Arşivimize girince yıllar önce Mehmet Şimşek ile ilgili yazılan yazılara rastladık.
Bu yazılardan birinde Ali Rıza Demircan Hocamız soruyordu:
MEHMET ŞİMŞEK’E SORULAR
{Bu güne dek yönetim hayatımızla ilgili doğrudan hiçbir yorum yapmadım. Ama faiz söz konusu olunca yapacağım. Çünkü bu konu benim için ekonomi değil iman ve cihad konusudur.
Sayın Mehmet Şimşek, faizle değil de faiz oranı ile ilgili beyanında faiz oranlarının yüksekliğini, ayağını yorganına göre uzatmayan halkımızın tasarruflarının düşüklüğüne bağlıyor.
Şimdi biz de öğrenmek amacıyla soralım:
Faiz oranının artış sebebi tasarruf oranının düşüklüğü ise niçin bankacılığın önünü açıyor, milyonlarca insanımızın kredi kartları yoluyla üstelik borçlanarak harcama yapmasına sebep oluyoruz?
Tüketici kredisi kullanmaya teşvik eden banka reklamlarını niçin engellemiyoruz?
12500 şubeyle ülkemizi saran bankaların sermayelerinin çok çok ama pek çok katını kredi olarak kullandırdıklarını niçin sorgulamıyoruz? Karşılığı olmaksızın kullandırılan bu kredilerden ötürü alınan milyarlarca liralık yıllık faizler konusuna niçin değinmiyoruz?

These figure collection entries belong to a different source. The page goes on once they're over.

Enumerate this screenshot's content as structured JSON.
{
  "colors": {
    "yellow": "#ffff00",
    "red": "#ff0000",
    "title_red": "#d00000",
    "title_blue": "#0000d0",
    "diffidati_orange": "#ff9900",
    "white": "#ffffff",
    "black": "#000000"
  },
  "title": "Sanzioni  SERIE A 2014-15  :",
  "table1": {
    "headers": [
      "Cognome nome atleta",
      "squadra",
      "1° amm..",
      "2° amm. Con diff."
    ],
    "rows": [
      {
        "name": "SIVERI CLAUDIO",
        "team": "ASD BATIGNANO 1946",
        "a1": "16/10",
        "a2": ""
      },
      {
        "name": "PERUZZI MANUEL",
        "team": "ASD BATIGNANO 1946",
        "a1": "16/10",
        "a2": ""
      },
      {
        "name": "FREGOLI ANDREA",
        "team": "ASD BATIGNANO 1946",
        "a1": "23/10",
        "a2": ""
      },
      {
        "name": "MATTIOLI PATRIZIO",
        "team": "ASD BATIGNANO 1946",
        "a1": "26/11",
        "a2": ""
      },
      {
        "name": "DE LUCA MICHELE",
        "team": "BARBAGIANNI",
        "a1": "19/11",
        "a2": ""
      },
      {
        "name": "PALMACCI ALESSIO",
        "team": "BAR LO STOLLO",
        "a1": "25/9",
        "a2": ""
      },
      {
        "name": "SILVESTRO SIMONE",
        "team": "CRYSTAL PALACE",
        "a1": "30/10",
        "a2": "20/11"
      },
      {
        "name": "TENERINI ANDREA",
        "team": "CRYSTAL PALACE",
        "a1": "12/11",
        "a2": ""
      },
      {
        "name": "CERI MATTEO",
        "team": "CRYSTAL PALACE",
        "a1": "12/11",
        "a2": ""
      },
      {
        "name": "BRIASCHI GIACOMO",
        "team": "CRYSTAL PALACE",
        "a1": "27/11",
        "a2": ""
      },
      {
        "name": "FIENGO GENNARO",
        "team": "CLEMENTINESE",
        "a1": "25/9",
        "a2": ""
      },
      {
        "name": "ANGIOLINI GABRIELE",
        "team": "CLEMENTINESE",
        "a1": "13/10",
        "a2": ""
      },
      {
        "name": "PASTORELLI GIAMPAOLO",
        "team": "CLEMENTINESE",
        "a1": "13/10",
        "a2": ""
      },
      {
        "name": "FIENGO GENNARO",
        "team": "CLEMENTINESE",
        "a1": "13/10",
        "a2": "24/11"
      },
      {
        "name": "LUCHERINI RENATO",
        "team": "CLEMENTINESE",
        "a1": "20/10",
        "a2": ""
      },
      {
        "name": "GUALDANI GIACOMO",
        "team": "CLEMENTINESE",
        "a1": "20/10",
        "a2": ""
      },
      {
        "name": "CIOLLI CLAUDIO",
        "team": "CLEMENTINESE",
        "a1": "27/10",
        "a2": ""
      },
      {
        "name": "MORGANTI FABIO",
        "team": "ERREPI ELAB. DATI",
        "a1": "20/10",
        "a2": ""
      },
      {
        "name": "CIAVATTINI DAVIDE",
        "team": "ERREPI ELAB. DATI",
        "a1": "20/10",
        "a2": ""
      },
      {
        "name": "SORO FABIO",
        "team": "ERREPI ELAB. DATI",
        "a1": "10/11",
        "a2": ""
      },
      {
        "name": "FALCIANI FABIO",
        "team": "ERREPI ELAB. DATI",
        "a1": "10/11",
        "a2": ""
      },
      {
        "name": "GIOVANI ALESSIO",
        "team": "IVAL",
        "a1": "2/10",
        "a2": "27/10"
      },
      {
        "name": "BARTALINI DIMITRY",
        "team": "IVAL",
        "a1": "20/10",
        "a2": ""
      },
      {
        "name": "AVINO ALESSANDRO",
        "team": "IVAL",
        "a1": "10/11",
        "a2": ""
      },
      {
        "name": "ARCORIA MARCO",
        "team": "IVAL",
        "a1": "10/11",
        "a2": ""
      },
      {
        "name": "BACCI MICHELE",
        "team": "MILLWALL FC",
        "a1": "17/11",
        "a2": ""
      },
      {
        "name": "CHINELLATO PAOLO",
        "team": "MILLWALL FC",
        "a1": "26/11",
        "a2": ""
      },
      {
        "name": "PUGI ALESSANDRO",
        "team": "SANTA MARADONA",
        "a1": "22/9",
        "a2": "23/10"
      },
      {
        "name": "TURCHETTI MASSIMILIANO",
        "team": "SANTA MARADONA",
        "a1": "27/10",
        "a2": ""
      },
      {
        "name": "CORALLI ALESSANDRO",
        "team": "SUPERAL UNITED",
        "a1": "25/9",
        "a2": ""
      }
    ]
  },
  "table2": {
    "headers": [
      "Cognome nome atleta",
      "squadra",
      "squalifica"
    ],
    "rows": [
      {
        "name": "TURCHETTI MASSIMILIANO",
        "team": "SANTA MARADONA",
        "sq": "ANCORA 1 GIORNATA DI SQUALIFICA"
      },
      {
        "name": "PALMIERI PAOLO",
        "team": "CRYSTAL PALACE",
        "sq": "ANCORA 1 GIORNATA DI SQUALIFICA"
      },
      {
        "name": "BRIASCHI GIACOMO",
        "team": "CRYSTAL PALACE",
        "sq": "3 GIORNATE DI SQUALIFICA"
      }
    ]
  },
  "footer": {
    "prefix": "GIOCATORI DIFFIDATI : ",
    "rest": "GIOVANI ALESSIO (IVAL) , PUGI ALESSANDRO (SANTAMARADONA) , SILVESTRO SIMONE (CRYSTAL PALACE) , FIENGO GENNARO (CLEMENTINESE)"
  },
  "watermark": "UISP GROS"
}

Türkiye’de devlet borçlu, yatırımcı borçlu, millet borçludur. Ama yalnızca Türkiye mi borçludur? Amerika borçlu, Japonya borçlu, İngiltere borçlu…
Peki alacaklı kim?
Dünyamızın kanını emen Uluslar üstü emperyalist faiz sisteminin ülkemizdeki etkisini ve egemenliğini görmezlikten gelerek bütün suçu ifsad edilmesine onay verdiğimiz halkımıza çıkarmak… Allah cümlemize basiret versin.}
Mehmet Şimşek’ten hayır mı görüldü ki yine peşine düşüldü?